Input these commands in the MATLAB 2019a

>> test = [2^1000, 2^1000];

>> testMean = mean(test);

Now, if testMean is actually the mean of test, then subtracting it from test and taking the mean a subsequent time, should result in 0.

>> zeroCenteredTest = test-testMean;

>> zeroCenteredTestMean = mean(zeroCenteredTest);

You will find zeroCenterTestMean is in fact 0. This case works correctly. However, let me demonstrate a case that does not work correctly.

Let me generate a large 1D matrix with a large amount of large values

>> test2 = [];

>> for i=1:1000

test2(i) = 2^i;

end

>> test2Mean = mean(test2);

If this mean was calculated correctly, the result should be 0.

>> zeroCenteredTest2 = test2-test2Mean;

>> zeroCenteredTest2Mean = mean(zeroCenteredTest2);

You will find in this case, the zeroCenteredTest2Mean is -1.66545893749512e+283 which is definitely not or even close to 0.

MathWorks Support Team
on 9 Aug 2019

This behavior is because of floating point rounding errors which is inherent to the nature of floating point number representation and is not a bug. MATLAB uses IEEE 754 standard to represent floating point numbers and since limited number of bits are available to represent a number, larger the value gets, more will be the rounding errors in representing it.

MATLAB has a function called 'eps' which takes in a number and gives the difference between the given number and the next re-presentable number. To get more insight on how 'eps' is related to rounding errors, please refer to this link - https://www.mathworks.com/help/matlab/matlab_prog/floating-point-numbers.html#f2-98690

In the example you provided, the 'eps' value of 2^1000 is 2.3792e+285 which indicates that the rounding errors will be of similar magnitude as well and hence you are getting unexpected results using mean. (Additional explanation can be found at the end of post)

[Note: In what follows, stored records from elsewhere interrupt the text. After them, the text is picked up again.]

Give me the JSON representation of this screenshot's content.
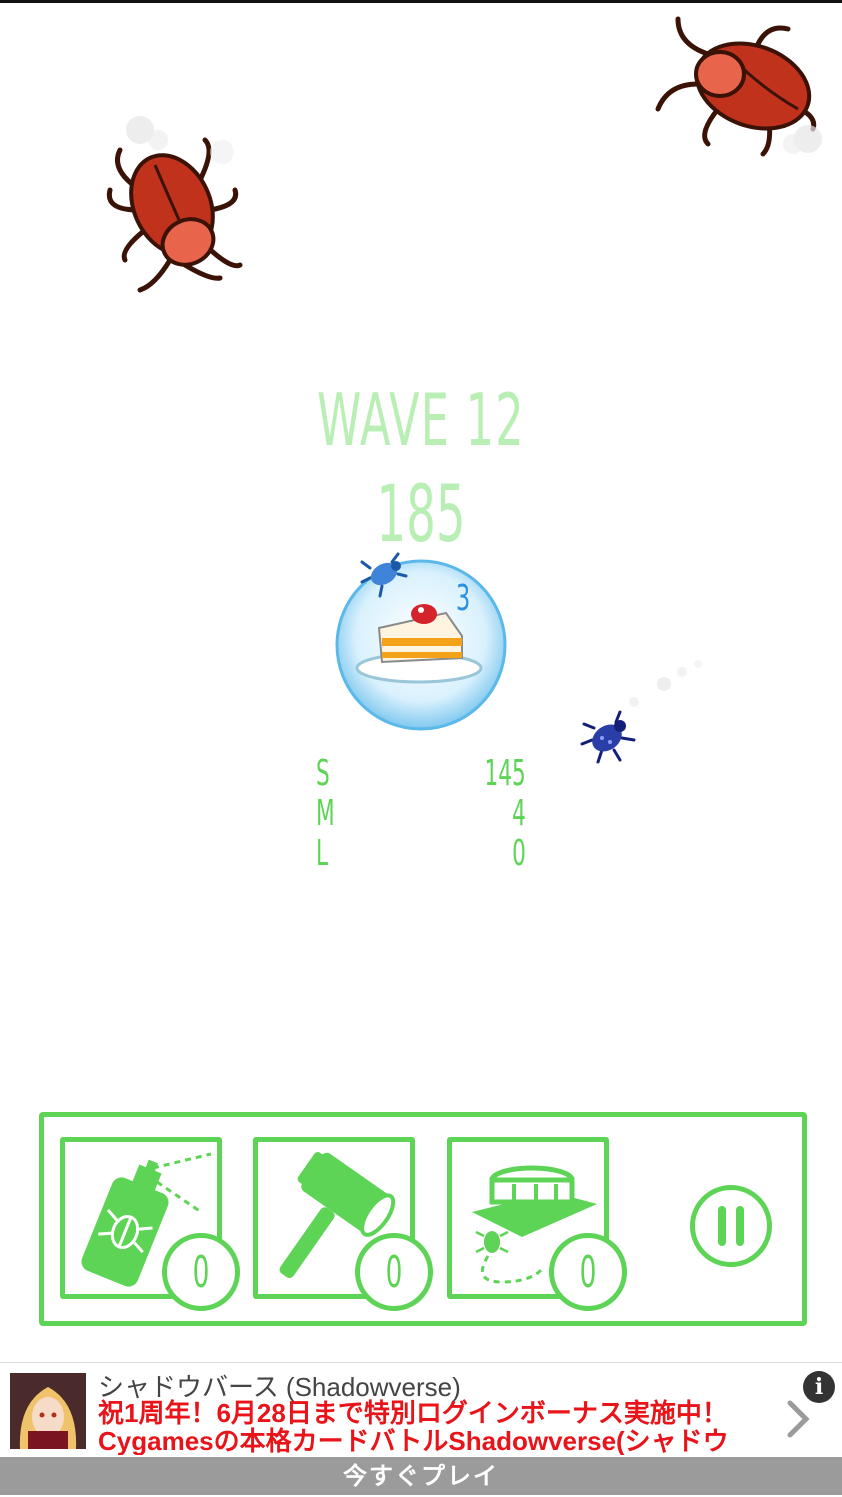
{
  "hud": {
    "wave_label": "WAVE 12",
    "score": "185",
    "cake_hits": "3"
  },
  "stats": [
    {
      "label": "S",
      "value": "145"
    },
    {
      "label": "M",
      "value": "4"
    },
    {
      "label": "L",
      "value": "0"
    }
  ],
  "tools": [
    {
      "name": "bug-spray",
      "count": "0"
    },
    {
      "name": "hammer",
      "count": "0"
    },
    {
      "name": "bug-trap",
      "count": "0"
    }
  ],
  "ad": {
    "title": "シャドウバース (Shadowverse)",
    "body": "祝1周年！6月28日まで特別ログインボーナス実施中！Cygamesの本格カードバトルShadowverse(シャドウバース)",
    "cta": "今すぐプレイ",
    "info": "i"
  },
  "colors": {
    "accent_green": "#5dd455",
    "pale_green": "#b9efb4",
    "beetle_red": "#c0321c",
    "bug_blue": "#2a3ea8",
    "bubble_blue": "#bfe6fb"
  }
}
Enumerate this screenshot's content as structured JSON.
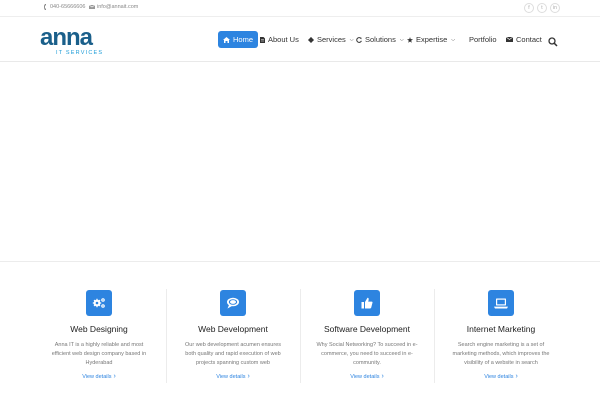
{
  "topbar": {
    "phone": "040-65666606",
    "email": "info@annait.com",
    "social": [
      {
        "icon": "facebook-icon",
        "glyph": "f"
      },
      {
        "icon": "twitter-icon",
        "glyph": "t"
      },
      {
        "icon": "linkedin-icon",
        "glyph": "in"
      }
    ]
  },
  "brand": {
    "logo_text": "anna",
    "tagline": "IT SERVICES",
    "logo_color": "#1a5f8a",
    "tagline_color": "#1a9bd7"
  },
  "nav": {
    "items": [
      {
        "label": "Home",
        "icon": "home-icon",
        "active": true
      },
      {
        "label": "About Us",
        "icon": "document-icon"
      },
      {
        "label": "Services",
        "icon": "gear-icon",
        "dropdown": true
      },
      {
        "label": "Solutions",
        "icon": "refresh-icon",
        "dropdown": true
      },
      {
        "label": "Expertise",
        "icon": "star-icon",
        "dropdown": true
      },
      {
        "label": "Portfolio"
      },
      {
        "label": "Contact",
        "icon": "envelope-icon"
      }
    ],
    "search_icon": "search-icon"
  },
  "features": [
    {
      "icon": "gears-icon",
      "title": "Web Designing",
      "desc_lines": [
        "Anna IT is a highly reliable and most",
        "efficient web design company based in",
        "Hyderabad"
      ],
      "link": "View details"
    },
    {
      "icon": "chat-icon",
      "title": "Web Development",
      "desc_lines": [
        "Our web development acumen ensures",
        "both quality and rapid execution of web",
        "projects spanning custom web"
      ],
      "link": "View details"
    },
    {
      "icon": "thumbs-up-icon",
      "title": "Software Development",
      "desc_lines": [
        "Why Social Networking? To succeed in e-",
        "commerce, you need to succeed in e-",
        "community."
      ],
      "link": "View details"
    },
    {
      "icon": "laptop-icon",
      "title": "Internet Marketing",
      "desc_lines": [
        "Search engine marketing is a set of",
        "marketing methods, which improves the",
        "visibility of a website in search"
      ],
      "link": "View details"
    }
  ],
  "colors": {
    "accent": "#2d84e0",
    "text": "#222222",
    "muted": "#777777"
  }
}
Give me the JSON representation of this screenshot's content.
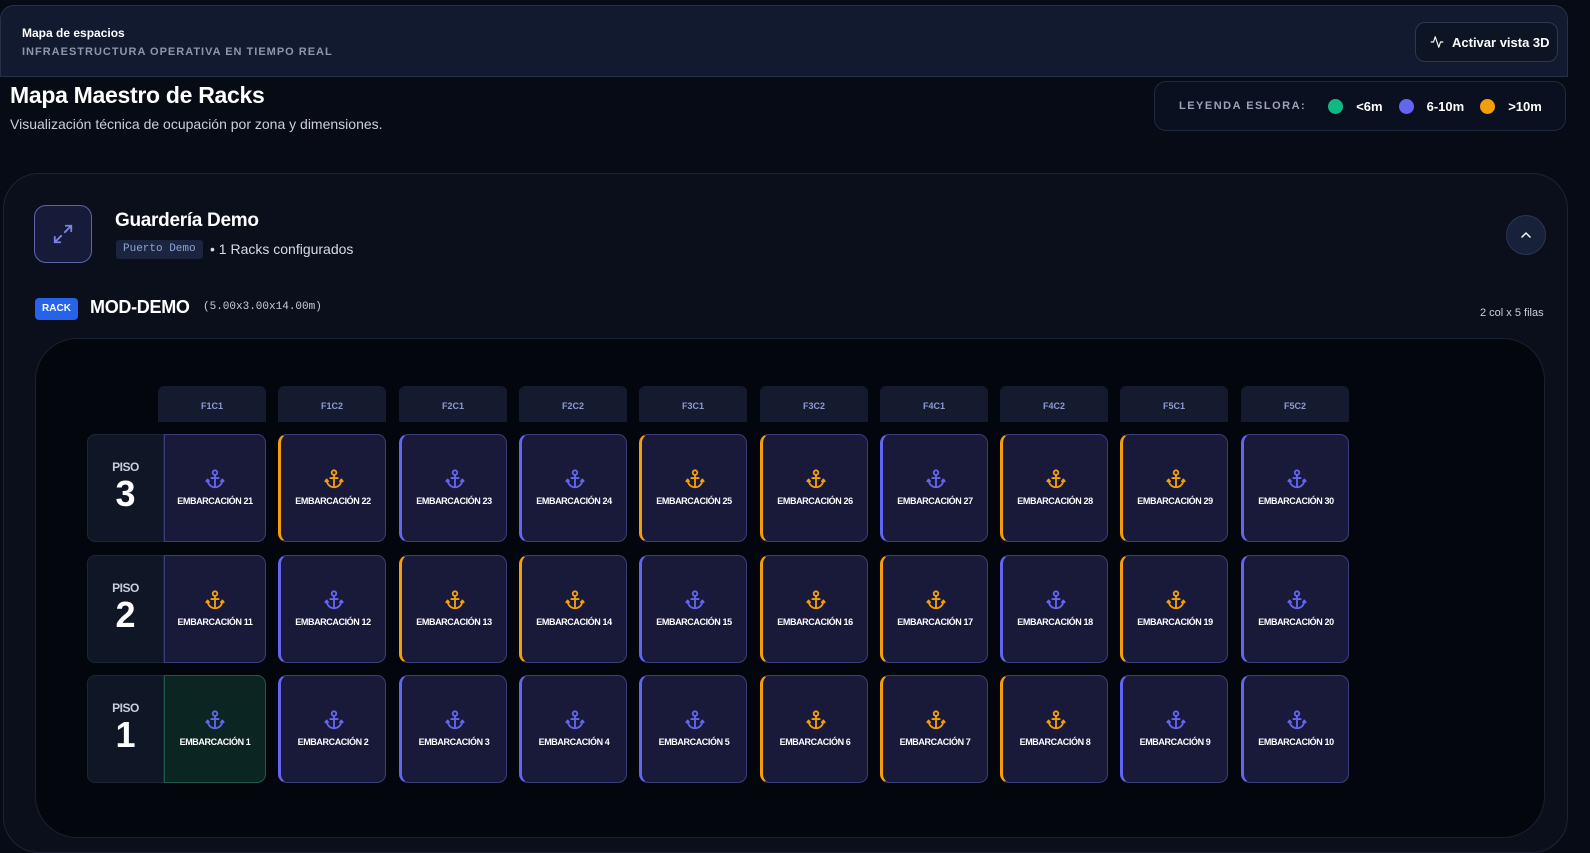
{
  "header": {
    "title": "Mapa de espacios",
    "subtitle": "INFRAESTRUCTURA OPERATIVA EN TIEMPO REAL",
    "activate_3d_label": "Activar vista 3D"
  },
  "page": {
    "title": "Mapa Maestro de Racks",
    "subtitle": "Visualización técnica de ocupación por zona y dimensiones."
  },
  "legend": {
    "title": "LEYENDA ESLORA:",
    "items": [
      {
        "label": "<6m",
        "color": "#10b981"
      },
      {
        "label": "6-10m",
        "color": "#6366f1"
      },
      {
        "label": ">10m",
        "color": "#f59e0b"
      }
    ]
  },
  "yard": {
    "name": "Guardería Demo",
    "tag": "Puerto Demo",
    "racks_count_text": "• 1 Racks configurados"
  },
  "rack": {
    "badge": "RACK",
    "name": "MOD-DEMO",
    "dimensions": "(5.00x3.00x14.00m)",
    "layout": "2 col x 5 filas",
    "columns": [
      "F1C1",
      "F1C2",
      "F2C1",
      "F2C2",
      "F3C1",
      "F3C2",
      "F4C1",
      "F4C2",
      "F5C1",
      "F5C2"
    ],
    "floors": [
      {
        "label": "PISO",
        "number": "3",
        "cells": [
          {
            "label": "EMBARCACIÓN 21",
            "size": "md"
          },
          {
            "label": "EMBARCACIÓN 22",
            "size": "lg"
          },
          {
            "label": "EMBARCACIÓN 23",
            "size": "md"
          },
          {
            "label": "EMBARCACIÓN 24",
            "size": "md"
          },
          {
            "label": "EMBARCACIÓN 25",
            "size": "lg"
          },
          {
            "label": "EMBARCACIÓN 26",
            "size": "lg"
          },
          {
            "label": "EMBARCACIÓN 27",
            "size": "md"
          },
          {
            "label": "EMBARCACIÓN 28",
            "size": "lg"
          },
          {
            "label": "EMBARCACIÓN 29",
            "size": "lg"
          },
          {
            "label": "EMBARCACIÓN 30",
            "size": "md"
          }
        ]
      },
      {
        "label": "PISO",
        "number": "2",
        "cells": [
          {
            "label": "EMBARCACIÓN 11",
            "size": "lg"
          },
          {
            "label": "EMBARCACIÓN 12",
            "size": "md"
          },
          {
            "label": "EMBARCACIÓN 13",
            "size": "lg"
          },
          {
            "label": "EMBARCACIÓN 14",
            "size": "lg"
          },
          {
            "label": "EMBARCACIÓN 15",
            "size": "md"
          },
          {
            "label": "EMBARCACIÓN 16",
            "size": "lg"
          },
          {
            "label": "EMBARCACIÓN 17",
            "size": "lg"
          },
          {
            "label": "EMBARCACIÓN 18",
            "size": "md"
          },
          {
            "label": "EMBARCACIÓN 19",
            "size": "lg"
          },
          {
            "label": "EMBARCACIÓN 20",
            "size": "md"
          }
        ]
      },
      {
        "label": "PISO",
        "number": "1",
        "cells": [
          {
            "label": "EMBARCACIÓN 1",
            "size": "sm"
          },
          {
            "label": "EMBARCACIÓN 2",
            "size": "md"
          },
          {
            "label": "EMBARCACIÓN 3",
            "size": "md"
          },
          {
            "label": "EMBARCACIÓN 4",
            "size": "md"
          },
          {
            "label": "EMBARCACIÓN 5",
            "size": "md"
          },
          {
            "label": "EMBARCACIÓN 6",
            "size": "lg"
          },
          {
            "label": "EMBARCACIÓN 7",
            "size": "lg"
          },
          {
            "label": "EMBARCACIÓN 8",
            "size": "lg"
          },
          {
            "label": "EMBARCACIÓN 9",
            "size": "md"
          },
          {
            "label": "EMBARCACIÓN 10",
            "size": "md"
          }
        ]
      }
    ]
  }
}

In case you want to work with accurate representation of numbers, you can use the Symbolic Math Toolbox. For more information, refer to https://www.mathworks.com/help/symbolic/create-symbolic-numbers-variables-and-expressions.html#buyfu27

The symbolic number is represented in exact rational form, while the floating-point number is a decimal approximation.

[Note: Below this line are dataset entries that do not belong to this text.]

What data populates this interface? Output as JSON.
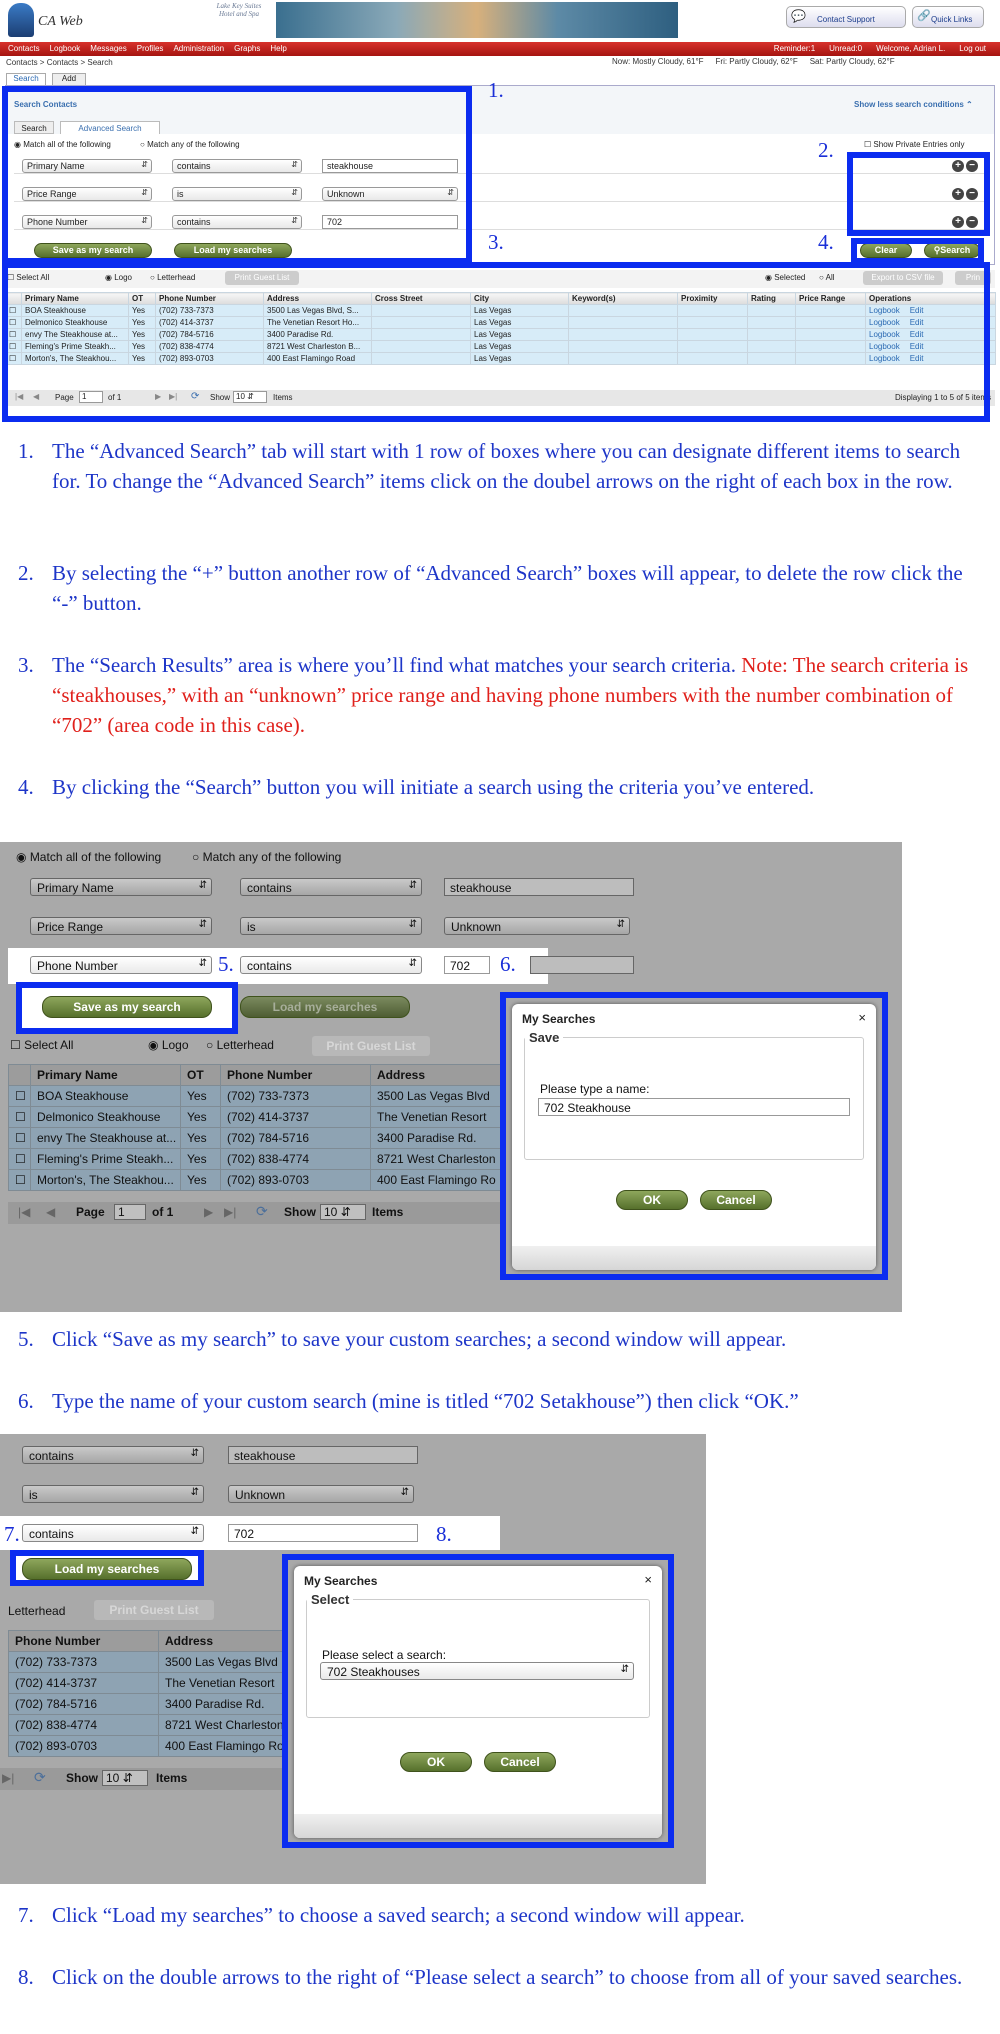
{
  "app": {
    "name": "CA Web",
    "hotel_logo": "Lake Key Suites Hotel and Spa",
    "support": "Contact Support",
    "quick_links": "Quick Links"
  },
  "nav": {
    "items": [
      "Contacts",
      "Logbook",
      "Messages",
      "Profiles",
      "Administration",
      "Graphs",
      "Help"
    ],
    "reminder": "Reminder:1",
    "unread": "Unread:0",
    "welcome": "Welcome, Adrian L.",
    "logout": "Log out"
  },
  "breadcrumb": "Contacts > Contacts > Search",
  "weather": {
    "now": "Now: Mostly Cloudy, 61°F",
    "fri": "Fri: Partly Cloudy, 62°F",
    "sat": "Sat: Partly Cloudy, 62°F"
  },
  "tabs": {
    "search": "Search",
    "add": "Add"
  },
  "panel": {
    "title": "Search Contacts",
    "show_less": "Show less search conditions",
    "subtab_search": "Search",
    "subtab_adv": "Advanced Search",
    "match_all": "Match all of the following",
    "match_any": "Match any of the following",
    "show_private": "Show Private Entries only",
    "save_btn": "Save as my search",
    "load_btn": "Load my searches",
    "clear_btn": "Clear",
    "search_btn": "Search"
  },
  "criteria": [
    {
      "field": "Primary Name",
      "op": "contains",
      "value": "steakhouse",
      "value_type": "input"
    },
    {
      "field": "Price Range",
      "op": "is",
      "value": "Unknown",
      "value_type": "select"
    },
    {
      "field": "Phone Number",
      "op": "contains",
      "value": "702",
      "value_type": "input"
    }
  ],
  "results_bar": {
    "select_all": "Select All",
    "logo": "Logo",
    "letterhead": "Letterhead",
    "print": "Print Guest List",
    "selected": "Selected",
    "all": "All",
    "export": "Export to CSV file",
    "print2": "Prin"
  },
  "columns": [
    "Primary Name",
    "OT",
    "Phone Number",
    "Address",
    "Cross Street",
    "City",
    "Keyword(s)",
    "Proximity",
    "Rating",
    "Price Range",
    "Operations"
  ],
  "rows": [
    {
      "name": "BOA Steakhouse",
      "ot": "Yes",
      "phone": "(702) 733-7373",
      "address": "3500 Las Vegas Blvd, S...",
      "address_full": "3500 Las Vegas Blvd",
      "city": "Las Vegas"
    },
    {
      "name": "Delmonico Steakhouse",
      "ot": "Yes",
      "phone": "(702) 414-3737",
      "address": "The Venetian Resort Ho...",
      "address_full": "The Venetian Resort",
      "city": "Las Vegas"
    },
    {
      "name": "envy The Steakhouse at...",
      "ot": "Yes",
      "phone": "(702) 784-5716",
      "address": "3400 Paradise Rd.",
      "address_full": "3400 Paradise Rd.",
      "city": "Las Vegas"
    },
    {
      "name": "Fleming's Prime Steakh...",
      "ot": "Yes",
      "phone": "(702) 838-4774",
      "address": "8721 West Charleston B...",
      "address_full": "8721 West Charleston",
      "city": "Las Vegas"
    },
    {
      "name": "Morton's, The Steakhou...",
      "ot": "Yes",
      "phone": "(702) 893-0703",
      "address": "400 East Flamingo Road",
      "address_full": "400 East Flamingo Ro",
      "city": "Las Vegas"
    }
  ],
  "ops": {
    "logbook": "Logbook",
    "edit": "Edit"
  },
  "pager": {
    "page": "Page",
    "page_num": "1",
    "of": "of 1",
    "show": "Show",
    "show_num": "10",
    "items": "Items",
    "displaying": "Displaying 1 to 5 of 5 items"
  },
  "markers": {
    "m1": "1.",
    "m2": "2.",
    "m3": "3.",
    "m4": "4.",
    "m5": "5.",
    "m6": "6.",
    "m7": "7.",
    "m8": "8."
  },
  "doc": {
    "p1_n": "1.",
    "p1": "The “Advanced Search” tab will start with 1 row of boxes where you can designate different items to search for.  To change the “Advanced Search” items click on the doubel arrows on the right of each box in the row.",
    "p2_n": "2.",
    "p2": "By selecting the “+” button another row of “Advanced Search” boxes will appear, to delete the row click the “-” button.",
    "p3_n": "3.",
    "p3": "The “Search Results” area is where you’ll find what matches your search criteria.  ",
    "p3_red": "Note: The search criteria is “steakhouses,” with an “unknown” price range and having phone numbers with the number combination of “702” (area code in this case).",
    "p4_n": "4.",
    "p4": "By clicking the “Search” button you will initiate a search using the criteria you’ve entered.",
    "p5_n": "5.",
    "p5": "Click “Save as my search” to save your custom searches; a second window will appear.",
    "p6_n": "6.",
    "p6": "Type the name of your custom search (mine is titled “702 Setakhouse”) then click “OK.”",
    "p7_n": "7.",
    "p7": "Click “Load my searches” to choose a saved search; a second window will appear.",
    "p8_n": "8.",
    "p8": "Click on the double arrows to the right of “Please select a search” to choose from all of your saved searches."
  },
  "dialog_save": {
    "title": "My Searches",
    "legend": "Save",
    "label": "Please type a name:",
    "value": "702 Steakhouse",
    "ok": "OK",
    "cancel": "Cancel"
  },
  "dialog_load": {
    "title": "My Searches",
    "legend": "Select",
    "label": "Please select a search:",
    "value": "702 Steakhouses",
    "ok": "OK",
    "cancel": "Cancel"
  }
}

In your example, you can convert 'test2' to symbolic representation to get expected results.

>> test2 = [];

>> for i =1:1000

test2(i) = 2^i;

end

>> test2Symbolic = sym(test2);

>> test2MeanSymbolic = mean(test2Symbolic);

>> zeroCenteredTest2 = test2Symbolic-test2MeanSymbolic;

>> zeroCenteredTest2Mean = mean(zeroCenteredTest2);

>> zeroCenteredTest2Mean

zeroCenteredTest2Mean =

0

For additional explanation in this example, if we break down steps to calculate the mean by first calculating the sum and then dividing the value by 1000, you will see that the first step is calculated correctly i.e 'sum(test2)' is correct value since there is no fractional part and hence no rounding error. Next, when you divide this value by 1000, the result will include fractional part as well and since its true value falls between some large number and 'eps' of that number, it will get rounded to nearest representation introducing rounding error of similar magnitude which explains the unexpected results.